If Congress cannot do much for your dog Fido, it can at least lend a helping hand to one of Fido's best friend.
It's a complicated story, but the gist is that the House Agriculture Committee has approved a sweet break for the folks who make Fido's food.
The committee this week, tentatively passing a new sugar price stabilization bill, voted to free pet food makers from sugar import quotas.
The exemption was achieved by lumping pet foods in the same category with livestock feed, which also would be free to use non-quota sugar.
What this could mean eventually in the complex world of quotas and international trading is that pet food makers could buy their sugar for less than, say, Fido's owner could buy sugar for his breakfast coffee.
That is not to say the world is going to the dogs. It is to say that Reps. Edward R. Madigan and George M. O'Brien, Illinois Republicans, made a winning argument on behalf of a sugar-using dog-food maker at home.
Madigan, a member of the committee, presented the pet-food amendment for O'Brien, whose district includes a General Food Corp. dog food plant at Kankakee.

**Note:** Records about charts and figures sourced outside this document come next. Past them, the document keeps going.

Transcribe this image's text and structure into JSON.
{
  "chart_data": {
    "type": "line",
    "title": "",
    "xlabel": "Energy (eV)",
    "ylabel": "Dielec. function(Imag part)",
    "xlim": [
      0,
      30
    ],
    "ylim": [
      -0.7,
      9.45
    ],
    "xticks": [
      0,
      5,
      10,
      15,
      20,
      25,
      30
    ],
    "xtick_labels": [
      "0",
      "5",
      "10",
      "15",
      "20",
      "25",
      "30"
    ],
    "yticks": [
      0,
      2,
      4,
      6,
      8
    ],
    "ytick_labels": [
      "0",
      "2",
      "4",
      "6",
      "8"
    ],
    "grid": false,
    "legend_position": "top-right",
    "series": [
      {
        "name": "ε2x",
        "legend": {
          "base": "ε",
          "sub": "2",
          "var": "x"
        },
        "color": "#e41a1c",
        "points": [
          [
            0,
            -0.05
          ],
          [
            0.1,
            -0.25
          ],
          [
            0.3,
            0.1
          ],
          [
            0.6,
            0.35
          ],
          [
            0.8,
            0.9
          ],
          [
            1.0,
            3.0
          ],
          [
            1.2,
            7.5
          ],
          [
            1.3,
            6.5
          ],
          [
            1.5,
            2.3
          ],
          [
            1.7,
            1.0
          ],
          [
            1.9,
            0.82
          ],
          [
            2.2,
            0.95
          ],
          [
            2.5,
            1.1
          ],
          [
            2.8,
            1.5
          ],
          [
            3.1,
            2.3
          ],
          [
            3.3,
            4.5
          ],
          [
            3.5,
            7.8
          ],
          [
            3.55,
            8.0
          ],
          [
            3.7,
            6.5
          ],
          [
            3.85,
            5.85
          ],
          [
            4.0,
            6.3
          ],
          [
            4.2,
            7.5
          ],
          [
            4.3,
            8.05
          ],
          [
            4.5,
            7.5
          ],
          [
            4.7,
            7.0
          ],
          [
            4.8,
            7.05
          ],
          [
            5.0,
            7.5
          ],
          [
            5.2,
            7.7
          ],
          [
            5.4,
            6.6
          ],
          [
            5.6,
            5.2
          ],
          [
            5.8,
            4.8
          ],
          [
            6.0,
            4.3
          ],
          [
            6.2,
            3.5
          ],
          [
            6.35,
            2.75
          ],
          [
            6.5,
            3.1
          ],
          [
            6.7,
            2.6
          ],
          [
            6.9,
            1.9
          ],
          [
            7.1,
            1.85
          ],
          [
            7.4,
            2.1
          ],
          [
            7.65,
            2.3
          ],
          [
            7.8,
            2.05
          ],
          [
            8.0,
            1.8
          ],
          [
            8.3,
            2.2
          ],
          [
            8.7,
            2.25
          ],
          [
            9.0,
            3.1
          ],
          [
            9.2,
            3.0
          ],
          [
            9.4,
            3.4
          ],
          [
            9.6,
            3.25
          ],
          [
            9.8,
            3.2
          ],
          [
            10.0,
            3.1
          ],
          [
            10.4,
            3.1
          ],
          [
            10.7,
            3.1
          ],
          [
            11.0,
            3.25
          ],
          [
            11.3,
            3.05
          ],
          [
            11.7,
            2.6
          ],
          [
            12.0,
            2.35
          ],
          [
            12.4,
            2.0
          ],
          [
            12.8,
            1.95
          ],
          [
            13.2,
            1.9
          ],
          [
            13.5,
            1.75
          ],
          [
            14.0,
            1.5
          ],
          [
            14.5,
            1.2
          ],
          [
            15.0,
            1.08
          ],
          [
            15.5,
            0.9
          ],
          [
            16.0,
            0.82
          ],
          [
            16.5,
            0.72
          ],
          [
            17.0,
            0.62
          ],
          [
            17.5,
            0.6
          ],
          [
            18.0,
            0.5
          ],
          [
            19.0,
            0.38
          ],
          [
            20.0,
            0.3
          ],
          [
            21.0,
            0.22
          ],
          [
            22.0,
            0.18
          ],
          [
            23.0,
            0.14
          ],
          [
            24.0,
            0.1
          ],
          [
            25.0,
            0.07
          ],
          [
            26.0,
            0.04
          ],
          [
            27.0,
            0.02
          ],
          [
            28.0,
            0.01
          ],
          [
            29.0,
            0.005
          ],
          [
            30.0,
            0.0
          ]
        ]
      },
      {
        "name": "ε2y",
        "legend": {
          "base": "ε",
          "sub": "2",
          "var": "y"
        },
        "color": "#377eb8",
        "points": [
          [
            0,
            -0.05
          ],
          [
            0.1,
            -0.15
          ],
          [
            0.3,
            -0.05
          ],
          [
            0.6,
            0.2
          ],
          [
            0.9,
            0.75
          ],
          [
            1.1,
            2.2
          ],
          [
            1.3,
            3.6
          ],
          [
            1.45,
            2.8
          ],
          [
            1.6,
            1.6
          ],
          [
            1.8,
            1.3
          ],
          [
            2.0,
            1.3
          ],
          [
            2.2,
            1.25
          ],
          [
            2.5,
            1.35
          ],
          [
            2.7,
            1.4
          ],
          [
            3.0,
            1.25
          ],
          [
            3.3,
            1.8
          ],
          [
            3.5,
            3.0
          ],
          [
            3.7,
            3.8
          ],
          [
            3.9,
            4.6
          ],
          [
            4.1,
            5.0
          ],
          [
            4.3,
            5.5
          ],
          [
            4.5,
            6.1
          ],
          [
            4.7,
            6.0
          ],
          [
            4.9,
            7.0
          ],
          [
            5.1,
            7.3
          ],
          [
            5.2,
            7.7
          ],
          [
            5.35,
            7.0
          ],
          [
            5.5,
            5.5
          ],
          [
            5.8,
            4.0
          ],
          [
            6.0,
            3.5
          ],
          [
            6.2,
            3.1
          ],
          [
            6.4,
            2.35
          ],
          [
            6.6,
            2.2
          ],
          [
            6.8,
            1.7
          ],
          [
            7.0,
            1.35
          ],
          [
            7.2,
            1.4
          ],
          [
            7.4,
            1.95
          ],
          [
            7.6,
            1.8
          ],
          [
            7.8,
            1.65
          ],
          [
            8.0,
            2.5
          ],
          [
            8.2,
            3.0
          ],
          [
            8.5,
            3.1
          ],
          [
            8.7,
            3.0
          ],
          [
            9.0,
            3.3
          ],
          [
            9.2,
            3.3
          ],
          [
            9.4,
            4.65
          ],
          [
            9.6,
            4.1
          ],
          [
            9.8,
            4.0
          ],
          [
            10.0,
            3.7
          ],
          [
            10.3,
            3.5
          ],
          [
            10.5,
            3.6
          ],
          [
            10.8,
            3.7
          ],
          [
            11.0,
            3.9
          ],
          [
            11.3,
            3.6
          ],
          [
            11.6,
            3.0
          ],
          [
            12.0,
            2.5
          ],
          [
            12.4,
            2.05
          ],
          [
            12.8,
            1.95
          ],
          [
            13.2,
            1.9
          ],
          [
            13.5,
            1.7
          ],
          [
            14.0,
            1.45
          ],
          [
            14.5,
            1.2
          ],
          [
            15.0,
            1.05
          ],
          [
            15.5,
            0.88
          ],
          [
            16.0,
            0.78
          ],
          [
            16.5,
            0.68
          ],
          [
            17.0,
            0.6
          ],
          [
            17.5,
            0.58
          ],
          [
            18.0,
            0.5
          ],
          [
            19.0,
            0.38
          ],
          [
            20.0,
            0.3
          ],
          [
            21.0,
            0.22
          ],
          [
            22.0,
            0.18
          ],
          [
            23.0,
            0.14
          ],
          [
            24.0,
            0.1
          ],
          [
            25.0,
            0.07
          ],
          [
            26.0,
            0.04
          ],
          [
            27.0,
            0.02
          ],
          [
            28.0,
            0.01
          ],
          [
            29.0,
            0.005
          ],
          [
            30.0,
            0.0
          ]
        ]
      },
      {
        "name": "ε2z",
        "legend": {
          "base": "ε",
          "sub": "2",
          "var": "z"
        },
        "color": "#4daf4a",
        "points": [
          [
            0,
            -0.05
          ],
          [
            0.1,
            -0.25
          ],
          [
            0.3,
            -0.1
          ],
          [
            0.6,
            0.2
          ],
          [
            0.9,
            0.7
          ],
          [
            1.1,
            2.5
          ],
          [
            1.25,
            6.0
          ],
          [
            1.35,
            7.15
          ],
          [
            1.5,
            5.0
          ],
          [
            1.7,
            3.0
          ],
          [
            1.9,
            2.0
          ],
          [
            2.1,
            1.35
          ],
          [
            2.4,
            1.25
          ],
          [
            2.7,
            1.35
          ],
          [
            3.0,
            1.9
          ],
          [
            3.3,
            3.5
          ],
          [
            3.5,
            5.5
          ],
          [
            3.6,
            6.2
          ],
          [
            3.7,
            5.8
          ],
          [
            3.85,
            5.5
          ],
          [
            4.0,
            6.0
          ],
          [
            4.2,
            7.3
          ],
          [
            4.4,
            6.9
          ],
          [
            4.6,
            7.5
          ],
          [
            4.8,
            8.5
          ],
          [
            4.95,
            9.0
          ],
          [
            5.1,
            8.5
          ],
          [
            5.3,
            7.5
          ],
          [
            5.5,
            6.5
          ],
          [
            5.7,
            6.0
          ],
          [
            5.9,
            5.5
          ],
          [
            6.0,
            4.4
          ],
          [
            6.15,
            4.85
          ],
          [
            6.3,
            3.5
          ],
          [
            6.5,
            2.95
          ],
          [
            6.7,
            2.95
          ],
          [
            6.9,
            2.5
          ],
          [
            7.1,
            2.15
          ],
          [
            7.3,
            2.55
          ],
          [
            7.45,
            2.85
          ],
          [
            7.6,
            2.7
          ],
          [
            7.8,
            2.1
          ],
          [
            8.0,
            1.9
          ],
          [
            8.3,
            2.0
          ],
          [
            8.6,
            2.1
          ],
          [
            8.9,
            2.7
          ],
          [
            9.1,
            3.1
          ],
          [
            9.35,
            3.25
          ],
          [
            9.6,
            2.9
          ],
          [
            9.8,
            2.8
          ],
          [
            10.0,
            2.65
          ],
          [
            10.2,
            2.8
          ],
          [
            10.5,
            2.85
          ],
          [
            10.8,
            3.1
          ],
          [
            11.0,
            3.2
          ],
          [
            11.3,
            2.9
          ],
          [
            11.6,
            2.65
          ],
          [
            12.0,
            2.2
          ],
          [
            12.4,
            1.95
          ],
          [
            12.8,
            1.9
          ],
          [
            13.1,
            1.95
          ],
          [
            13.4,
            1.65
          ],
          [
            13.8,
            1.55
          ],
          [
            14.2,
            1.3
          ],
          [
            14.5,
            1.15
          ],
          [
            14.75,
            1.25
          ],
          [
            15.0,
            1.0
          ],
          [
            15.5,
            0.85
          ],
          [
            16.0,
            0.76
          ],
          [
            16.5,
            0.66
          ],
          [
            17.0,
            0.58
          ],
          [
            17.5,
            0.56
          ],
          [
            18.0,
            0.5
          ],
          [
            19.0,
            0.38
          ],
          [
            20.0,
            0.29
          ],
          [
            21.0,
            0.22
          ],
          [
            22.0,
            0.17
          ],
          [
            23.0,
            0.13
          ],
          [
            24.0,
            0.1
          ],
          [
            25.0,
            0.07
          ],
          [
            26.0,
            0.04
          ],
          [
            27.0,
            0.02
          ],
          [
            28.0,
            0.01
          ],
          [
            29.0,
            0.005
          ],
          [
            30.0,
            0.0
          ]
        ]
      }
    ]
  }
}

An aide to O'Brien explained that the congressman was concerned because the plant uses sugar, but was worried more that the blind whose seeing-eye dogs need food might be affected by the quota situation.
Was General Foods as concerned? "They certainly didn't object to this amendment," said the O'Brien aide.
No one is certain how much sugar is used in pet foods, but it is estimated that American dog food producers may use as much as 80,000 tons a year.
About a fourth of that is used by General Foods in the production of its GainesBurger patties, the market sales leader in soft-moist dog foods.
William Taylor, a General Foods spokesman at White Plains, N.Y., said the sugar is used as "a flavor enhancer, to retain moisture and to help as a preservative.
Taylor said that exempting pet food from import quotas might, in the future, help "forestall or minimize" increases in the price of Fido's fare.
According to Wayne Fletcher, a Madigan assistant, the committee this time around was merely reasserting what is had done in a 1974 sugar bill that was vetoed.
When a question arose about whether pets could be classified as livestock; he said it was resolved by checking a Webster's dictionary.
While the House may have no problem with the pet-food language, the bill may find a critic when it reaches the Senate - John Melcher (D-Mont.), a veterinarian.
Speaking as Dr. Melcher, the senator said that while some dogs are crazy about candy, they don't need sugar.
"Ordinary sucrose - table sugar - is tough on them and we don't recommend it. Dogs sometimes have intestinal inflammation and diarrhea from sugar. Cats are the same way. Cats and dogs need more protein than sugar."
Sugar, Melcher continued, "tends to make Old Shep fat. Obesity leads to the same problems that we humans have. There's no need to have obesity dogs, even if they are house dogs."
Melcher said that he will look closely at the bill when and if it is taken up by the Senate.
He couldn't resist a pun. "I'll be suspicious of the bill when it comes along. Sounds like some kind of gravy train coming," he said.